Travel Agents

What do Travel Designers actually do?

Tara Harrison

We’ve been on a mission to find out as much about Travel Designers as we can find.

We’ve climbed the highest heights and swam entire oceans.

Ok, we’re being a little bit dramatic here. But we’re still calling it a quest.

Recently, Travel Weekly attempted to delve into the minds and inner workings of Travel Designers. Now we go one step further and find out how their days are structured, and what challenges they face.

How is Travel Designing executed?

Any guesses for who the famous British entrepreneur was who celebrated Christmas in Australia?

Bespoke luxury travel agency The Tailor teed up a luxury yacht in Queensland and a Pirates of the Caribbean-style treasure chest of presents was buried on a remote sand cay.

This was then discovered on a morning cruise.

“Normal high-end protocol is gate-met arrival off the plane and escorted immigration. No waiting, ever. Not for your driver, not at a check-in desk (in room check-in only). Not for a waiter, a reservation, an organised tour,” Smartflyer MD Eliza Woodward said.

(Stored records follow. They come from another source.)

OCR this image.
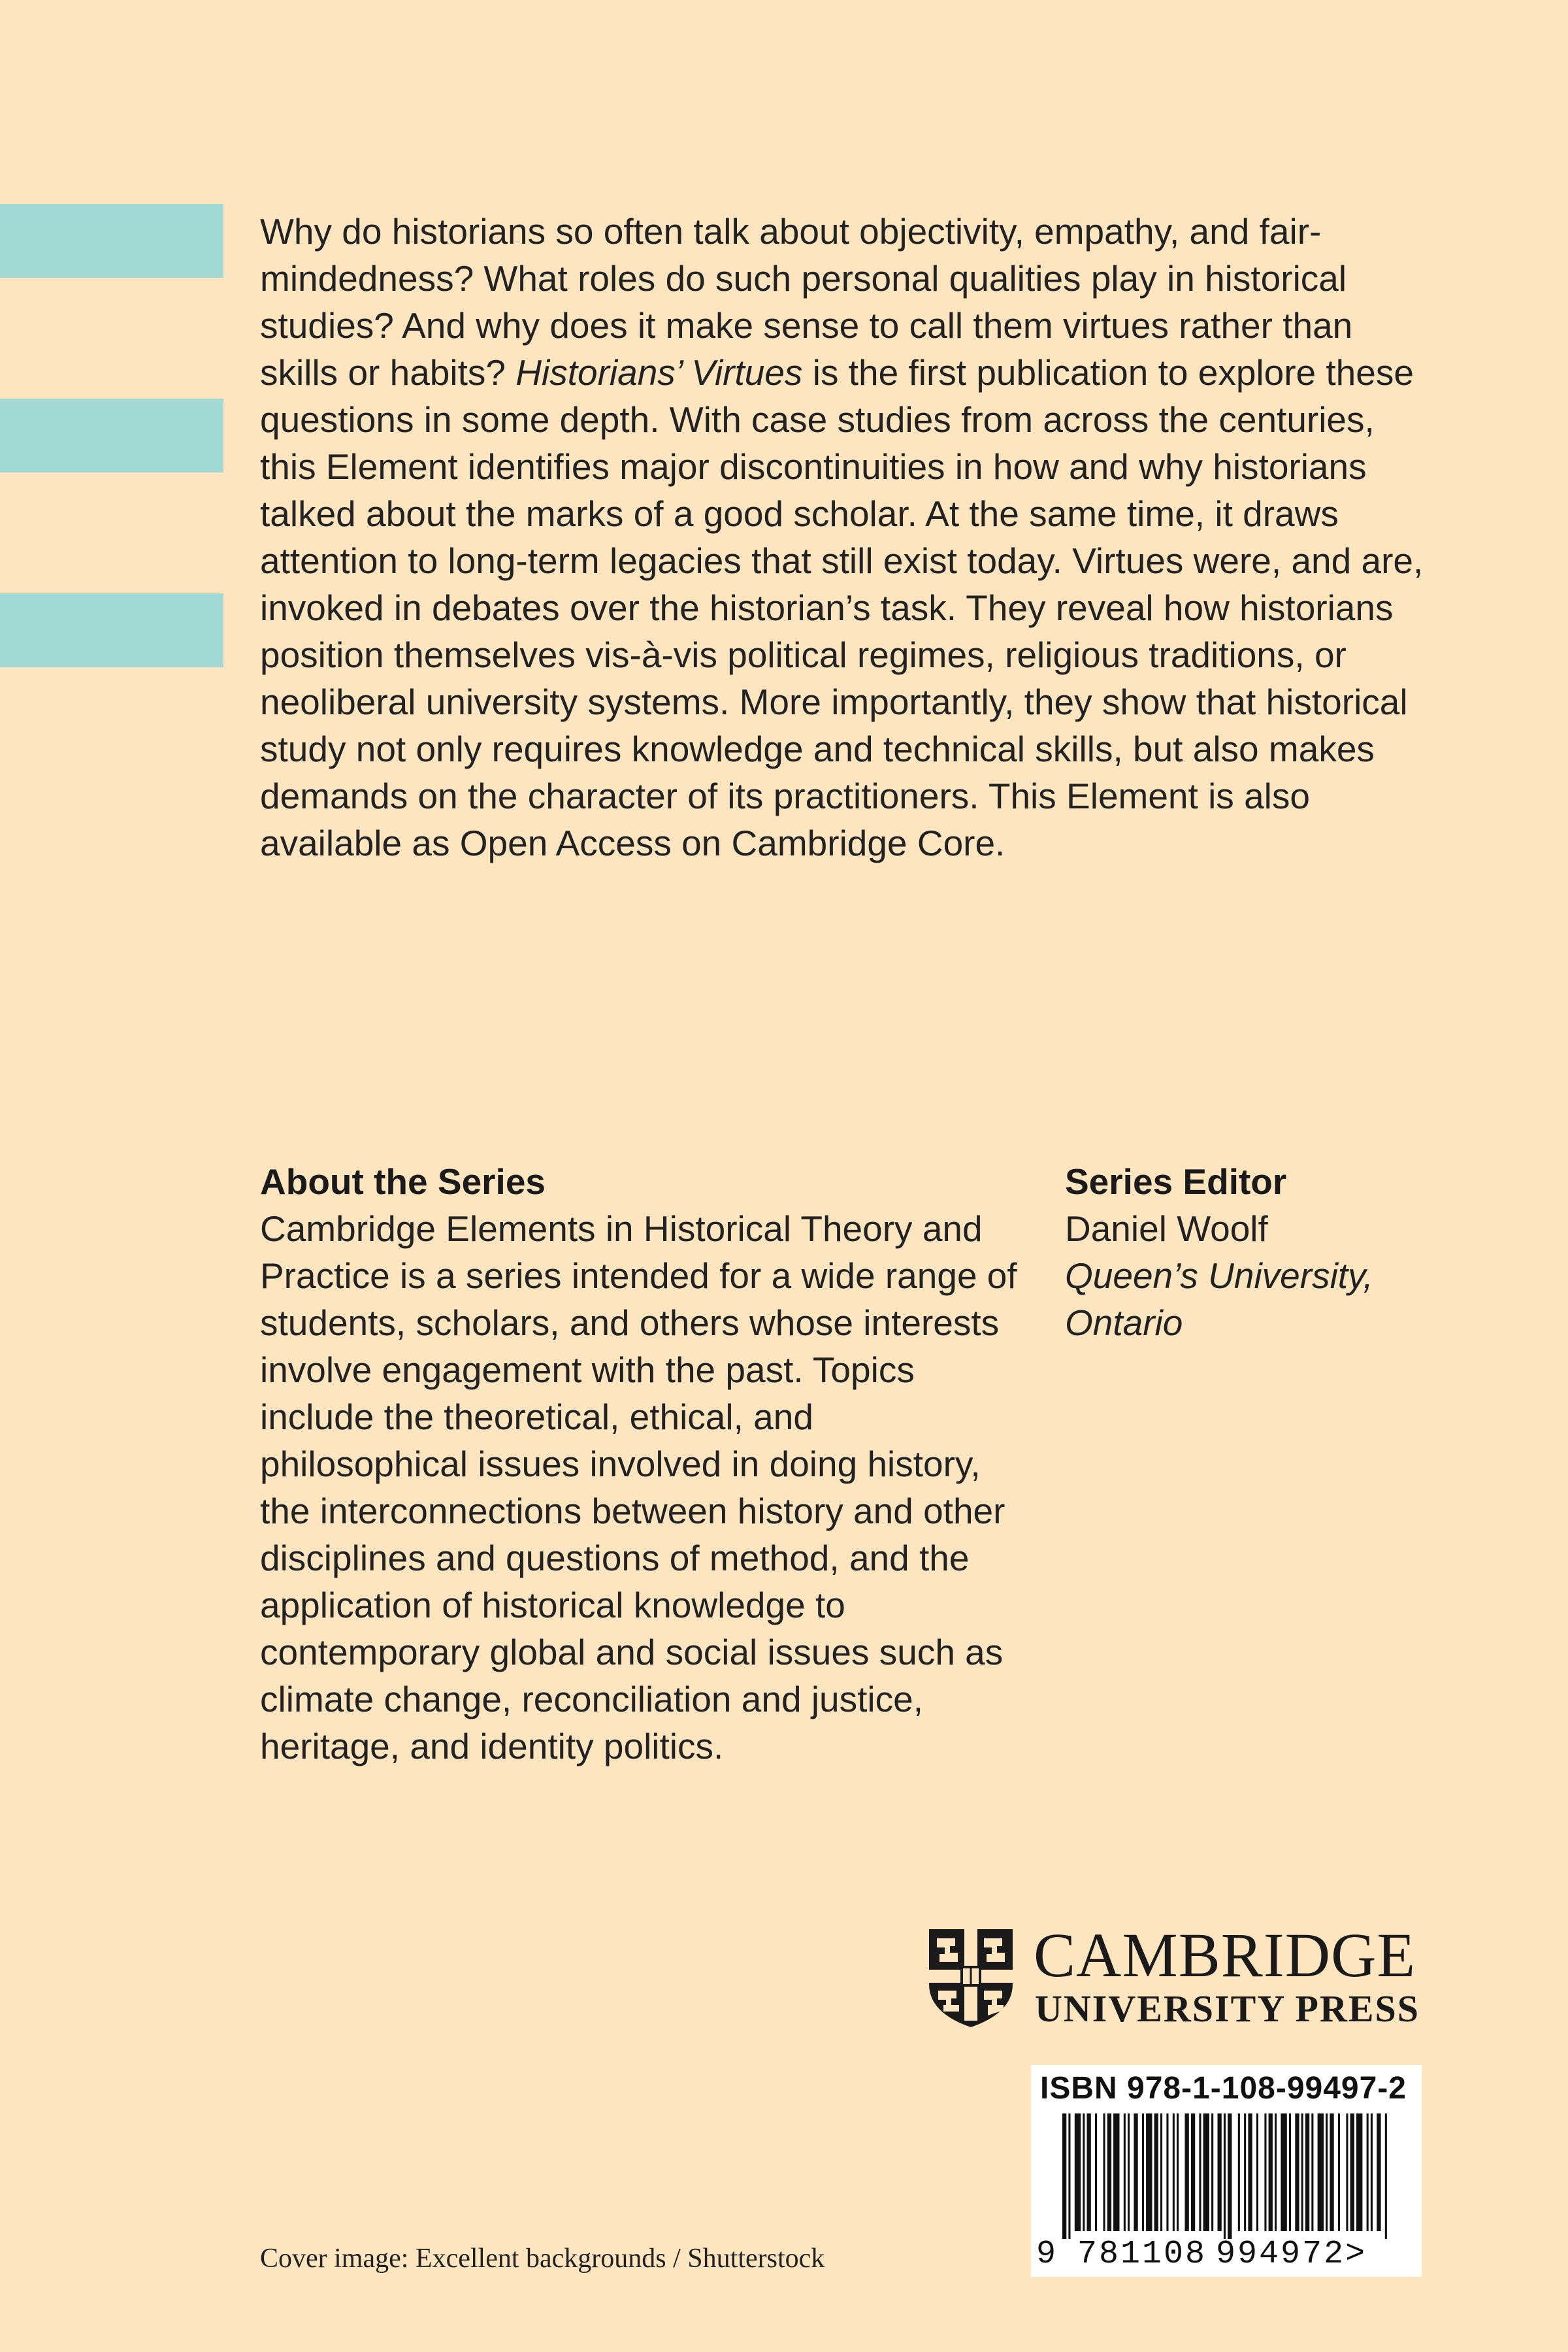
Why do historians so often talk about objectivity, empathy, and fair-mindedness? What roles do such personal qualities play in historical studies? And why does it make sense to call them virtues rather than skills or habits? Historians’ Virtues is the first publication to explore these questions in some depth. With case studies from across the centuries, this Element identifies major discontinuities in how and why historians talked about the marks of a good scholar. At the same time, it draws attention to long-term legacies that still exist today. Virtues were, and are, invoked in debates over the historian’s task. They reveal how historians position themselves vis-à-vis political regimes, religious traditions, or neoliberal university systems. More importantly, they show that historical study not only requires knowledge and technical skills, but also makes demands on the character of its practitioners. This Element is also available as Open Access on Cambridge Core.

About the Series

Cambridge Elements in Historical Theory and Practice is a series intended for a wide range of students, scholars, and others whose interests involve engagement with the past. Topics include the theoretical, ethical, and philosophical issues involved in doing history, the interconnections between history and other disciplines and questions of method, and the application of historical knowledge to contemporary global and social issues such as climate change, reconciliation and justice, heritage, and identity politics.

Series Editor
Daniel Woolf
Queen’s University,
Ontario
CAMBRIDGE
UNIVERSITY PRESS
ISBN 978-1-108-99497-2
9 781108 994972>
Cover image: Excellent backgrounds / Shutterstock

The learning from all our experts is that luxury travel is a trust economy. It’s a partnership between client and designer, designer and supplier.

“A bottle of champagne delivered to a room for a client who doesn’t drink can say ‘we don’t know you’,” Virtuoso MD Michael Londregran said.

Experiential travel is even more of a demand in the luxury space.

“Visitors no longer want a passive holiday, no matter how indulgent. They are looking for something authentic, mildly challenging and hosted by a real person,” The Tailor MD Drew Kluska said.

The Tailor has a term for this: privileged access.

“They like to do things on their own schedule too, like cancelling or rearranging that afternoon tour they now can’t be bothered doing at 2pm sharp because it’s so nice laying by the pool. Their own pool of course.

“Australians get really confused with butlers and like their privacy, they like to not think about their laundry or waiting for a cart to go to the beach club, but they don’t want to see a butler skulking around,” Woodward added.

Knowing your hotels inside out is also key.

Ensemble Travel Senior Vice President Trish Sheppard points out the Rosewood Hotel in Vancouver has a Bentley as its town car and The Crosby Street Hotel in New York has a private theatre with a movie night on a Sunday with popcorn and ice creams.

Tell us more about long-term strategy

Coming to the fore more and more – especially in the US – is a style of five-year plan approach to travel experiences.

“Agents find out the big anniversaries, the birthdays, and they may be six years away but you can sow the seeds to sell those dreams,” Seabourn Senior Vice President of Global Marketing Chris Austin said.

Azamara Club Cruises president and CEO Larry Pimental said for agents to build a relationship based on lifestyle rather than sales, “it’s about creating a return on life”.

If you don’t know what has changed in your client’s life, you can’t requalify them and offer them something even better, making your services even more integral to their travel plans, Pimental said.

Virtuoso has a program called Return on Life, which builds a travel portfolio and has particular traction with family travel.

“Parents are working on the last four or so summers with their teens and considering how they can give them both wonderful and educational experiences,” Londregran said.

“If you can try to have a one year plan for your client’s proposed holidays then you can look out for the sale fares. It’s also about availability. Some boutique hotels can sell out 12 months in advance,” Sheppard said.

Repeat clients are the Holy Grail of designer precision. “We learn something new about the clients on each trip and we can
then make sure this is implemented in the next,” Kluska said.

Time to talk numbers

For Ensemble Travel clients, the budget per trip would not be less than $20,000, whether that’s a week-long beach break or a
European jaunt.

For SmartFlyer, top end budgets start at $1500 a night, and they have clients happy to drop $60,000 to $100,000-plus on a trip.

The Tailor’s clientele starts at $1000 per person, per day. Depending on the client they may want to charter the company’s own PC12 aircraft or even a jet.

The very top clients will spend upwards of $10,000 per person per day.

It’s quite common for clients to spend $3000 to $4000 per person per day especially when there are jets, helicopters or super yachts involved.